# MTH101 Computer Aided Mathematics 1 with Applications (8)

This subject provides an introduction to calculus and linear algebra, with an emphasis on understanding and applications addressed in geometry, physics, economics and environmental modelling. A symbolic algebra package Maple is used to assist with computation. Every topic will be presented geometrically, numerically and algebraically. Formal definitions will be based on investigation and practical problems.

##### Subject Outlines
Current CSU students can view Subject Outlines for recent sessions.
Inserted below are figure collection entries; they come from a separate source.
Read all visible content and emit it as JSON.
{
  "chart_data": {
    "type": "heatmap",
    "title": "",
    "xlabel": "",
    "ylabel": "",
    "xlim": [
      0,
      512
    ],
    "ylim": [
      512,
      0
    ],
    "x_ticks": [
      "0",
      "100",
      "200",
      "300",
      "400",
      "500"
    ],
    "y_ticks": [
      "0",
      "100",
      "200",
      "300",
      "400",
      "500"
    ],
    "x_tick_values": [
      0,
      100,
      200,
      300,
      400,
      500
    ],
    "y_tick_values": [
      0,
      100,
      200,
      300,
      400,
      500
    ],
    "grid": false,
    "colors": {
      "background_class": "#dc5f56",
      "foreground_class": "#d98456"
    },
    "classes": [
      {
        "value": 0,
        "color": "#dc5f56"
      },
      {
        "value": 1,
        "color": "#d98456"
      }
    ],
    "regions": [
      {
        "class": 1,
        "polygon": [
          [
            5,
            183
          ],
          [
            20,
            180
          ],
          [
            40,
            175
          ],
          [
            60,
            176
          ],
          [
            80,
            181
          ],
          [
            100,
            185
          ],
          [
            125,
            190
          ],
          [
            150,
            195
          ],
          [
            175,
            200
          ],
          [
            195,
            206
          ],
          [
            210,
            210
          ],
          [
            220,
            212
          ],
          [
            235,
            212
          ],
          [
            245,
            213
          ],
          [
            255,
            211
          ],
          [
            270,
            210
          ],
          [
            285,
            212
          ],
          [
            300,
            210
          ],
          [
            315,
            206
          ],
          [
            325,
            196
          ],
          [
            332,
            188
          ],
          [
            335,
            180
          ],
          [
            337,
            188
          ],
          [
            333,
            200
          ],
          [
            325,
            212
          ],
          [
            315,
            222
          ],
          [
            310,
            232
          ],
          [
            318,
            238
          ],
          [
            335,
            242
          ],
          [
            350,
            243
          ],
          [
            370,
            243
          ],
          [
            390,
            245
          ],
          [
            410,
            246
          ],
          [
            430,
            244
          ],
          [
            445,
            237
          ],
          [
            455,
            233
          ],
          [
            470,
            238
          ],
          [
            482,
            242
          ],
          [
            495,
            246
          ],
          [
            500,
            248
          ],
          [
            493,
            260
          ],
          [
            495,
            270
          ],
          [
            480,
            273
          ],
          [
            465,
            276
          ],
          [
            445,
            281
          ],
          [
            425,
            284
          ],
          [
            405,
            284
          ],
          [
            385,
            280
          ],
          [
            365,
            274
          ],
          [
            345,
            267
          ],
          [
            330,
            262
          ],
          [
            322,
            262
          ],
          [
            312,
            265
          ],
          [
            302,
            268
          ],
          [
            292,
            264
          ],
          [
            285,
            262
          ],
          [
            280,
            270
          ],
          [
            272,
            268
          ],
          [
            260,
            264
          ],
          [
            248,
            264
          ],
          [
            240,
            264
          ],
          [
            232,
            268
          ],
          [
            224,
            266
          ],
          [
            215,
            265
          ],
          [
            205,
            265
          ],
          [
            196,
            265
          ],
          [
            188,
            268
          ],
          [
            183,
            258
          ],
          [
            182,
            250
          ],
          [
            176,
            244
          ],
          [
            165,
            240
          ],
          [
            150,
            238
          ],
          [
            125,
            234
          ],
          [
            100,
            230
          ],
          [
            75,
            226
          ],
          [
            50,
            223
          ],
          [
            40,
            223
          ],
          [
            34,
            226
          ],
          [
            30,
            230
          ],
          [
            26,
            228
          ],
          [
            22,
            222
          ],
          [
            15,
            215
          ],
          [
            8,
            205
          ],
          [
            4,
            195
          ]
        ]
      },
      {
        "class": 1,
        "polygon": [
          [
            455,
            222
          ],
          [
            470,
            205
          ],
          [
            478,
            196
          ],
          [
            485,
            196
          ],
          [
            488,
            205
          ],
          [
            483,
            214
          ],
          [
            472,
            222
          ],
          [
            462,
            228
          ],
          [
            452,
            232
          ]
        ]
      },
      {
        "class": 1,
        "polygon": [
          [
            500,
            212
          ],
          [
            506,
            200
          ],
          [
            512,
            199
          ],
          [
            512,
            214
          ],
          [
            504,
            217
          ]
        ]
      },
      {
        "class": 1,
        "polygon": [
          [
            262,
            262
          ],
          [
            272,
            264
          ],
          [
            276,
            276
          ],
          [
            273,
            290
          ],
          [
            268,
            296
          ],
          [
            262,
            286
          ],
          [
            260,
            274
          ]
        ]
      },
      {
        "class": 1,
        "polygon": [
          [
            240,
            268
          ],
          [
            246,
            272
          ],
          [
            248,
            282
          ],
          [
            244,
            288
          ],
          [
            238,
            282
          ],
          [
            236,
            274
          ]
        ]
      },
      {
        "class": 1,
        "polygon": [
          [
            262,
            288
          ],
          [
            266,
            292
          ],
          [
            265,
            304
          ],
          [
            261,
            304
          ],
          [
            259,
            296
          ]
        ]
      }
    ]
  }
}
Please note that Subject Outlines and assessment tasks are updated each session.

## Availability

Session 1 (30)
On Campus
Albury-Wodonga Campus
Bathurst Campus
Wagga Wagga Campus
Online
Wagga Wagga Campus
Session 2 (60)
Online
Wagga Wagga Campus

Continuing students should consult the SAL for current offering details: MTH101. Where differences exist between the Handbook and the SAL, the SAL should be taken as containing the correct subject offering details.

## Subject Information

HD/FL

One session

##### School

School of Computing and Mathematics

##### Assumed Knowledge

This subject assumes that students have some knowledge of HSC Mathematics (previously called 2 Unit Mathematics).

## Learning Outcomes

##### Upon successful completion of this subject, students should:
• Be able to graph and solve equations involving the most common functions including algebraic, exponential, logarithmic and trigonometric functions;
• Be able to calculate limits;
• Be able to differentiate simple functions, including implicit functions;
• Be able to use derivatives in applications, including rates of change, graphing, optimisation and approximation;
• Be able to integrate simple functions, analytically and numerically;
• Be able to use integrals in applications, including area, volume, arclength and average;
• Be able to describe the connections between a function, its derivative and its integral;
• Be able to solve systems of linear equations;
• Be able to perform addition, subtraction, scalar multiplication, matrix multiplication, transposition and inversion of matrices;
• Be able to calculate a determinant of a matrix;
• Be able to calculate eigenvalues and eigenvectors of a matrix;
• Be able to use differentiation, integration and linear algebra to solve a wide range of applied problems;
• Be able to use Maple to help solve mathematical problems.

## Syllabus

##### This subject will cover the following topics:

Functions and graphs;
Limits and continuity;
The derivative;
Derivative rules;
Applications of the derivative;
The definite integral;
Integration rules;
Numerical methods of integration;
Applications of the integration;
Solving systems of linear equations;
Matrices, determinants and eigenvalues.